Ünlü coğrafyacı C. Ritter (ö. 1859) Quatremère’den naklen köprünün, “Selçuklular’dan kalması muhtemeldir” diyerek Emîr Fahreddin tarafından 510 (1116-17) yılında (Ritter sehven milâdî karşılığı 1122 olarak gösterir) yapılmış olabileceğini yazar. Venedikli elçi Jiosafa Barbaro 1471 yılında İran’a giderken bu köprünün üzerinden geçmiş ve otuz adım genişliğinde bir akarsu üzerindeki yapının iki başında temelinin kayalara oturduğunu seyahatnâmesinde yazmıştır. Şeref Han’ın Şerefnâme’sindeki kısa nottan, onun yaşadığı yıllarda (1543-1603) köprünün henüz sağlam olduğu tahmin edilir. Şeref Han eserinde şehrin, üzerinde kalenin bulunduğu dağla bağlantısının bir köprü ile sağlandığını bildirir. F. B. Charmoy tarafından yapılan Şerefnâme tercümesi hâşiyelerinde de “Hiszn” maddesinde, Dicle üzerinde iki küçük gözle desteklenen büyük tek kemerden ibaret köprünün varlığına işaret edilir. Köprü XVII. yüzyıldan itibaren yıkılmaya başlamış olmalıdır.

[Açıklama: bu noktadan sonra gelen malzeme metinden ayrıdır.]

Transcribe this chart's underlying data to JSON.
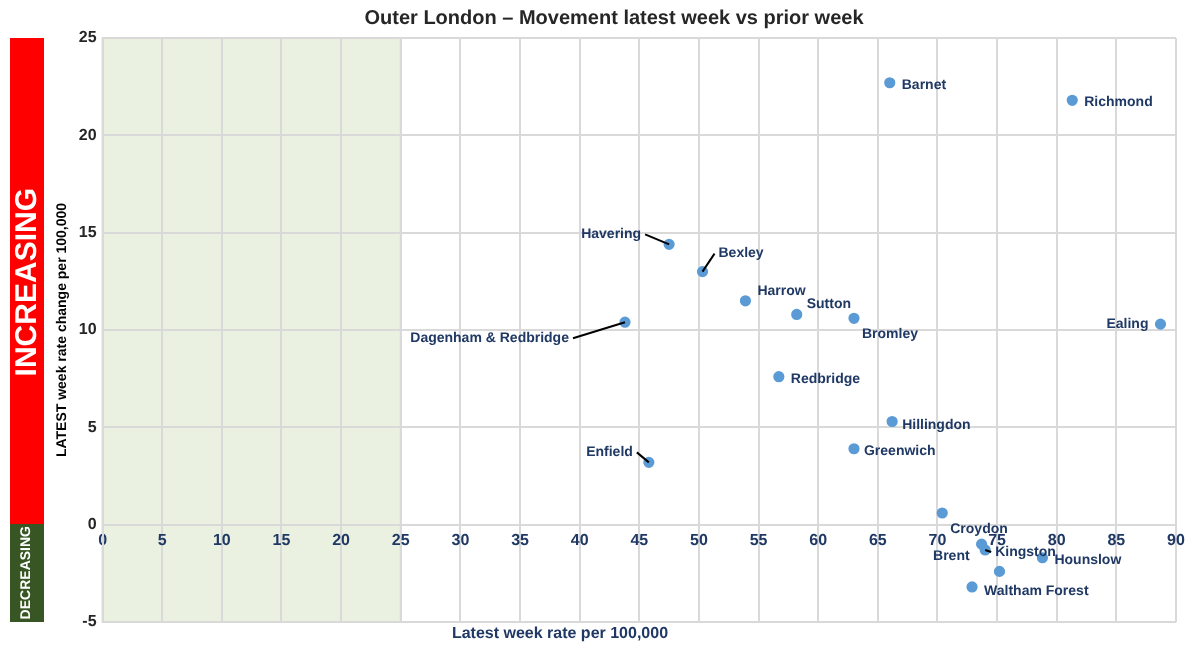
{
  "chart_data": {
    "type": "scatter",
    "title": "Outer London – Movement latest week vs prior week",
    "xlabel": "Latest week rate per 100,000",
    "ylabel": "LATEST week rate change per 100,000",
    "series": [
      {
        "color": "#5b9bd5",
        "x": [
          66.0,
          81.3,
          47.5,
          50.3,
          53.9,
          58.2,
          63.0,
          88.7,
          43.8,
          56.7,
          66.2,
          63.0,
          45.8,
          70.4,
          73.7,
          74.0,
          78.8,
          72.9,
          75.2
        ],
        "values": [
          22.7,
          21.8,
          14.4,
          13.0,
          11.5,
          10.8,
          10.6,
          10.3,
          10.4,
          7.6,
          5.3,
          3.9,
          3.2,
          0.6,
          -1.0,
          -1.3,
          -1.7,
          -3.2,
          -2.4
        ]
      }
    ],
    "annotations": [
      {
        "text": "Barnet",
        "x": 66.0,
        "y": 22.7
      },
      {
        "text": "Richmond",
        "x": 81.3,
        "y": 21.8
      },
      {
        "text": "Havering",
        "x": 47.5,
        "y": 14.4
      },
      {
        "text": "Bexley",
        "x": 50.3,
        "y": 13.0
      },
      {
        "text": "Harrow",
        "x": 53.9,
        "y": 11.5
      },
      {
        "text": "Sutton",
        "x": 58.2,
        "y": 10.8
      },
      {
        "text": "Bromley",
        "x": 63.0,
        "y": 10.6
      },
      {
        "text": "Ealing",
        "x": 88.7,
        "y": 10.3
      },
      {
        "text": "Dagenham & Redbridge",
        "x": 43.8,
        "y": 10.4
      },
      {
        "text": "Redbridge",
        "x": 56.7,
        "y": 7.6
      },
      {
        "text": "Hillingdon",
        "x": 66.2,
        "y": 5.3
      },
      {
        "text": "Greenwich",
        "x": 63.0,
        "y": 3.9
      },
      {
        "text": "Enfield",
        "x": 45.8,
        "y": 3.2
      },
      {
        "text": "Croydon",
        "x": 70.4,
        "y": 0.6
      },
      {
        "text": "Brent",
        "x": 73.7,
        "y": -1.0
      },
      {
        "text": "Kingston",
        "x": 74.0,
        "y": -1.3
      },
      {
        "text": "Hounslow",
        "x": 78.8,
        "y": -1.7
      },
      {
        "text": "Waltham Forest",
        "x": 72.9,
        "y": -3.2
      },
      "INCREASING",
      "DECREASING"
    ],
    "bands": [
      {
        "axis": "x",
        "from": 0,
        "to": 25,
        "color": "#ebf1e1"
      }
    ],
    "xlim": [
      0,
      90
    ],
    "xticks": [
      0,
      5,
      10,
      15,
      20,
      25,
      30,
      35,
      40,
      45,
      50,
      55,
      60,
      65,
      70,
      75,
      80,
      85,
      90
    ],
    "ylim": [
      -5,
      25
    ],
    "yticks": [
      -5,
      0,
      5,
      10,
      15,
      20,
      25
    ],
    "grid": true,
    "marker": "circle",
    "legend": false
  }
}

H. von Moltke 1837’de buradan geçtiğinde köprü çoktan yıkılmıştı ve kullanılmaz halde bulunuyordu; seyahatnâmesinde şunları yazar: “Burada dikkate değer eserlerden biri, Dicle üzerine atılmış 80-100 kadem açıklıkta muazzam kemeri olduğu anlaşılan bir köprünün kalıntılarıdır. Bu cüretli eserin Ermeni krallarına mı, Bizans imparatorlarına mı veya daha çok halifeler zamanına mı atfedilmesi lâzım geldiğini bilemiyorum.”

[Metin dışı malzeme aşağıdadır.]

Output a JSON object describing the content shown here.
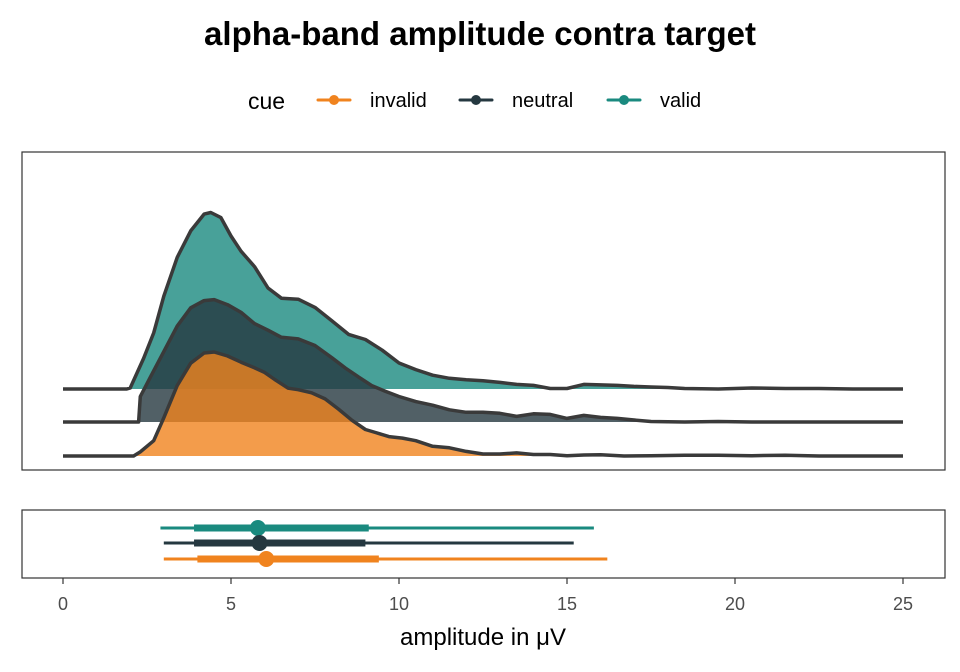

Köprü 1932 yılında A. Gabriel tarafından incelenerek görülebilen kalıntı ve tesbit edilebilen bilgilerle yapının güzel bir restitüsyon resmi yayımlanmıştır. Gabriel, Anadolu’nun bu en büyük açıklıklı köprüsünün taşlarında rastlanan taşçı işaretlerinin benzerlerinin kaledeki sarayda da görülmesine dayanarak, … “bunlar, başka delillerin üstünde köprünün Artuklular devrine (1102-1408) ait olduğunu ispatlar gibidir” diyerek tarihlenmesi hususundaki görüşünü bildirir. Buna ilâve olarak da İbn Havkal’ın eserine hâşiye yazan adı bilinmeyen müellifin, metinde kullandığı “istahdese” fiili (Ṣûretü’l-arż, s. 224) her ne kadar bazılarınca “restore edildi, yeniden yapıldı” veya “inşa olundu” şeklinde sonuncu tercümenin en doğrusu olduğunu kabul eder ve söz konusu ifadenin devamında köprüyle ilgili bu hususun 510’da (1116-17) Artuklular’dan Fahreddin Karaarslan tarafından gerçekleştirildiği kaydını da buna bir destek sayar. Ancak bu tarihte Karaarslan’ın babası Dâvud iktidardadır. Herhalde onun zamanında (1109-1144) yapımına başlanmış ve oğlu Karaarslan döneminde (1144-1167) tamamlanmıştır. Gabriel, köprünün bir öncüsü olmaksızın tek kitlede inşa edildiğine kesin nazarı ile bakmaktadır. Bu hususta en önemli dayanağı bölgede Artuklular’ın büyük inşaat yaptırmış olmalarıdır.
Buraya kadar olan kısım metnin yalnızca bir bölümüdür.